Colin Wilson & Jacques Bergier. Ovvero, la congiura della Storia
«La nostra civiltà, come ogni civiltà, è una congiura. Una miriade di minuscole divinità storna i nostri sguardi dal volto fantastico della realtà». Così si apre L’uomo eterno di Pauwels e Bergier, primo (e, di fatto, unico) di cinque volumi dedicati a una riforma dell’uomo moderno. Sono tesi assai simili a quelle del romanzo I parassiti della mente di Colin Wilson, uscito nel 1977 per Fanucci e tornato in libreria – anzi, in edicola – in «Urania collezione» pochi giorni fa, nella magistrale traduzione di Roberta Rambelli; una storia complicata e affascinante con al centro la «trappola della storia», l’idea che quest’ultima sia determinata da fattori ben più articolati di quelli che le nostre piccole menti razionaliste possono comprendere. Il libro era uscito in lingua originale nel 1976, esattamente vent’anni dopo l’opera più famosa dello scrittore britannico, The Outsider (anch’esso da poco in libreria grazie all’impegno della casa editrice Atlantide, di Simone Caltabellota). The Outsider è una galleria di eccentrici, una collazione di personaggi sempre in anticipo sui tempi (o, meglio, contemporanei in un mondo indietro di uno o due secoli), interpreti del proprio tempo liberi da anestesie sociali o politiche. Ecco cosa unì un Nietzsche e un Dostoevskij, un Van Gogh e un Hemingway: l’outsider di Colin Wilson è tanto malato quanto il mondo circostante, ma a differenza dei contemporanei sa di esserlo. Il che, spesso, gli dà parecchie noie. In un’epoca che livella ogni difformità, riducendo lo slancio geniale ai miasmi dello psicologismo o alle pastoie delle sociologie, questi personaggi non si arresero, e pagarono cara la fedeltà al proprio destino. È così, scrive Wilson, che si possono comprendere gli esiti tragici delle biografie di questi irregolari, da Shelley e Keats, da Poe a Beddoes, da Hölderlin a Hoffmann, fino a Schiller, Kleist, Lautréamont…

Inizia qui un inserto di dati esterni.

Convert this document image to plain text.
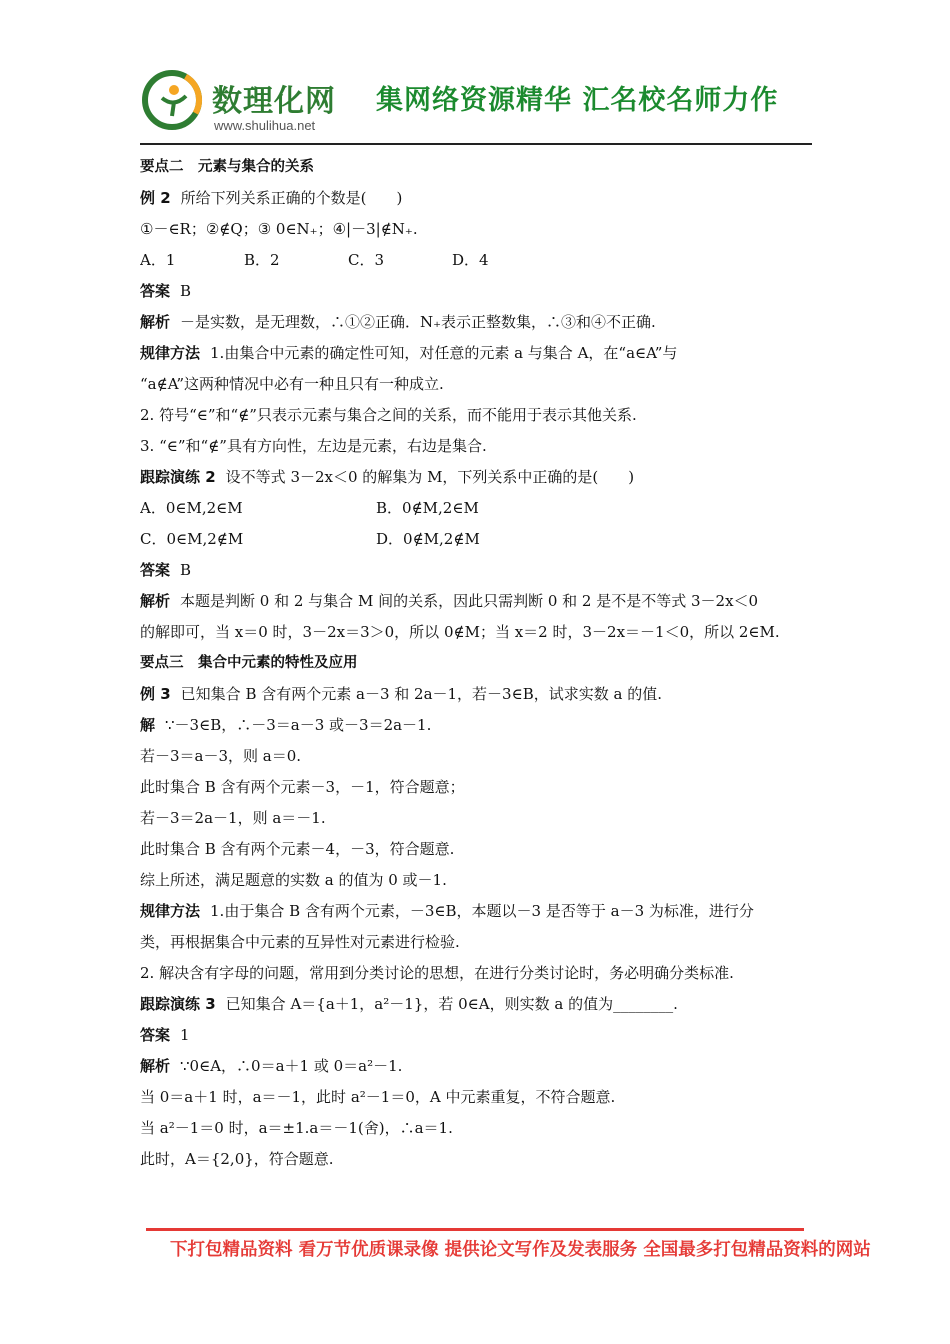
数理化网
www.shulihua.net
集网络资源精华 汇名校名师力作
要点二　元素与集合的关系
例 2 所给下列关系正确的个数是(　　)
①－∈R；②∉Q；③ 0∈N₊；④|－3|∉N₊.
A．1	B．2	C．3	D．4
答案 B
解析 －是实数，是无理数，∴①②正确．N₊表示正整数集，∴③和④不正确.
规律方法 1.由集合中元素的确定性可知，对任意的元素 a 与集合 A，在“a∈A”与
“a∉A”这两种情况中必有一种且只有一种成立.
2. 符号“∈”和“∉”只表示元素与集合之间的关系，而不能用于表示其他关系.
3. “∈”和“∉”具有方向性，左边是元素，右边是集合.
跟踪演练 2 设不等式 3－2x＜0 的解集为 M，下列关系中正确的是(　　)
A．0∈M,2∈M	B．0∉M,2∈M
C．0∈M,2∉M	D．0∉M,2∉M
答案 B
解析 本题是判断 0 和 2 与集合 M 间的关系，因此只需判断 0 和 2 是不是不等式 3－2x＜0
的解即可，当 x＝0 时，3－2x＝3＞0，所以 0∉M；当 x＝2 时，3－2x＝－1＜0，所以 2∈M.
要点三　集合中元素的特性及应用
例 3 已知集合 B 含有两个元素 a－3 和 2a－1，若－3∈B，试求实数 a 的值.
解 ∵－3∈B，∴－3＝a－3 或－3＝2a－1.
若－3＝a－3，则 a＝0.
此时集合 B 含有两个元素－3，－1，符合题意；
若－3＝2a－1，则 a＝－1.
此时集合 B 含有两个元素－4，－3，符合题意.
综上所述，满足题意的实数 a 的值为 0 或－1.
规律方法 1.由于集合 B 含有两个元素，－3∈B，本题以－3 是否等于 a－3 为标准，进行分
类，再根据集合中元素的互异性对元素进行检验.
2. 解决含有字母的问题，常用到分类讨论的思想，在进行分类讨论时，务必明确分类标准.
跟踪演练 3 已知集合 A＝{a＋1，a²－1}，若 0∈A，则实数 a 的值为________.
答案 1
解析 ∵0∈A，∴0＝a＋1 或 0＝a²－1.
当 0＝a＋1 时，a＝－1，此时 a²－1＝0，A 中元素重复，不符合题意.
当 a²－1＝0 时，a＝±1.a＝－1(舍)，∴a＝1.
此时，A＝{2,0}，符合题意.
下打包精品资料 看万节优质课录像 提供论文写作及发表服务 全国最多打包精品资料的网站
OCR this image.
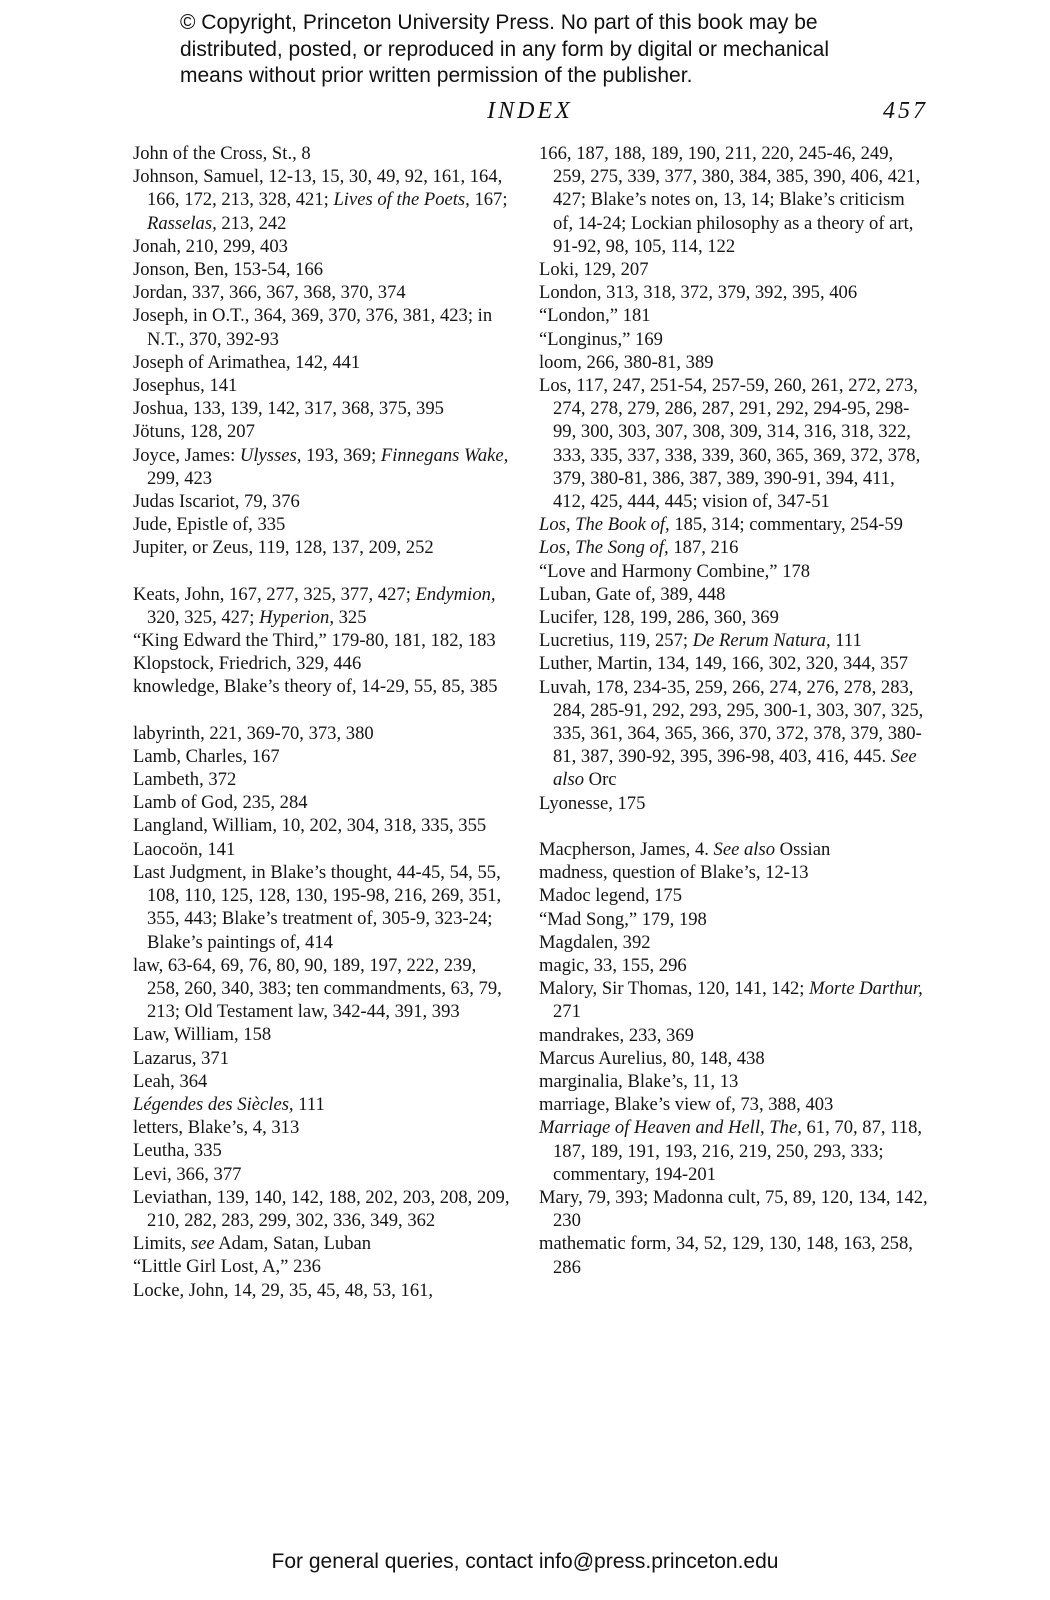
© Copyright, Princeton University Press. No part of this book may be
distributed, posted, or reproduced in any form by digital or mechanical
means without prior written permission of the publisher.
INDEX	457
John of the Cross, St., 8
Johnson, Samuel, 12-13, 15, 30, 49, 92, 161, 164, 166, 172, 213, 328, 421; Lives of the Poets, 167; Rasselas, 213, 242
Jonah, 210, 299, 403
Jonson, Ben, 153-54, 166
Jordan, 337, 366, 367, 368, 370, 374
Joseph, in O.T., 364, 369, 370, 376, 381, 423; in N.T., 370, 392-93
Joseph of Arimathea, 142, 441
Josephus, 141
Joshua, 133, 139, 142, 317, 368, 375, 395
Jötuns, 128, 207
Joyce, James: Ulysses, 193, 369; Finnegans Wake, 299, 423
Judas Iscariot, 79, 376
Jude, Epistle of, 335
Jupiter, or Zeus, 119, 128, 137, 209, 252
Keats, John, 167, 277, 325, 377, 427; Endymion, 320, 325, 427; Hyperion, 325
“King Edward the Third,” 179-80, 181, 182, 183
Klopstock, Friedrich, 329, 446
knowledge, Blake’s theory of, 14-29, 55, 85, 385
labyrinth, 221, 369-70, 373, 380
Lamb, Charles, 167
Lambeth, 372
Lamb of God, 235, 284
Langland, William, 10, 202, 304, 318, 335, 355
Laocoön, 141
Last Judgment, in Blake’s thought, 44-45, 54, 55, 108, 110, 125, 128, 130, 195-98, 216, 269, 351, 355, 443; Blake’s treatment of, 305-9, 323-24; Blake’s paintings of, 414
law, 63-64, 69, 76, 80, 90, 189, 197, 222, 239, 258, 260, 340, 383; ten commandments, 63, 79, 213; Old Testament law, 342-44, 391, 393
Law, William, 158
Lazarus, 371
Leah, 364
Légendes des Siècles, 111
letters, Blake’s, 4, 313
Leutha, 335
Levi, 366, 377
Leviathan, 139, 140, 142, 188, 202, 203, 208, 209, 210, 282, 283, 299, 302, 336, 349, 362
Limits, see Adam, Satan, Luban
“Little Girl Lost, A,” 236
Locke, John, 14, 29, 35, 45, 48, 53, 161,
166, 187, 188, 189, 190, 211, 220, 245-46, 249, 259, 275, 339, 377, 380, 384, 385, 390, 406, 421, 427; Blake’s notes on, 13, 14; Blake’s criticism of, 14-24; Lockian philosophy as a theory of art, 91-92, 98, 105, 114, 122
Loki, 129, 207
London, 313, 318, 372, 379, 392, 395, 406
“London,” 181
“Longinus,” 169
loom, 266, 380-81, 389
Los, 117, 247, 251-54, 257-59, 260, 261, 272, 273, 274, 278, 279, 286, 287, 291, 292, 294-95, 298-99, 300, 303, 307, 308, 309, 314, 316, 318, 322, 333, 335, 337, 338, 339, 360, 365, 369, 372, 378, 379, 380-81, 386, 387, 389, 390-91, 394, 411, 412, 425, 444, 445; vision of, 347-51
Los, The Book of, 185, 314; commentary, 254-59
Los, The Song of, 187, 216
“Love and Harmony Combine,” 178
Luban, Gate of, 389, 448
Lucifer, 128, 199, 286, 360, 369
Lucretius, 119, 257; De Rerum Natura, 111
Luther, Martin, 134, 149, 166, 302, 320, 344, 357
Luvah, 178, 234-35, 259, 266, 274, 276, 278, 283, 284, 285-91, 292, 293, 295, 300-1, 303, 307, 325, 335, 361, 364, 365, 366, 370, 372, 378, 379, 380-81, 387, 390-92, 395, 396-98, 403, 416, 445. See also Orc
Lyonesse, 175
Macpherson, James, 4. See also Ossian
madness, question of Blake’s, 12-13
Madoc legend, 175
“Mad Song,” 179, 198
Magdalen, 392
magic, 33, 155, 296
Malory, Sir Thomas, 120, 141, 142; Morte Darthur, 271
mandrakes, 233, 369
Marcus Aurelius, 80, 148, 438
marginalia, Blake’s, 11, 13
marriage, Blake’s view of, 73, 388, 403
Marriage of Heaven and Hell, The, 61, 70, 87, 118, 187, 189, 191, 193, 216, 219, 250, 293, 333; commentary, 194-201
Mary, 79, 393; Madonna cult, 75, 89, 120, 134, 142, 230
mathematic form, 34, 52, 129, 130, 148, 163, 258, 286
For general queries, contact info@press.princeton.edu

E qui arriviamo a I parassiti della mente, romanzo scritto sotto l’ascendente di H. P. Lovecraft (tra l’altro, fu August Derleth in persona, amico del Solitario di Providence e fondatore della storica Arkham House, a suggerire a Colin Wilson di cimentarsi nella narrativa) e tutto concentrato su un anno alquanto bizzarro: il 1800. A partire dal XIX secolo si verifica un singolare cambiamento nella razza umana. Nasce l’uomo romantico, col suo afflato sovraumano verso un’esistenza superiore. Un tipo che sarebbe stato guardato con sospetto in altri momenti della storia: i Romantici «sono come i marinai greci che udivano il canto delle sirene, e preferivano gettarsi tra i flutti piuttosto che tornare al mondo scialbo dell’esistenza quotidiana». Avendo sperimentato fugaci squarci d’assoluto, si dimostravano incapaci di far ritorno tra gli uomini, cui lasciavano la noiosa incombenza di stare coi piedi per terra. «Quanto al vivere, ci penseranno i nostri servitori» fa dire Villiers de l’Isle-Adam a uno dei suoi personaggi. Ben più del noto Albatros baudelairiano, è lui a incarnare lo spirito di un’epoca che si volle superiore al presente, alla Storia.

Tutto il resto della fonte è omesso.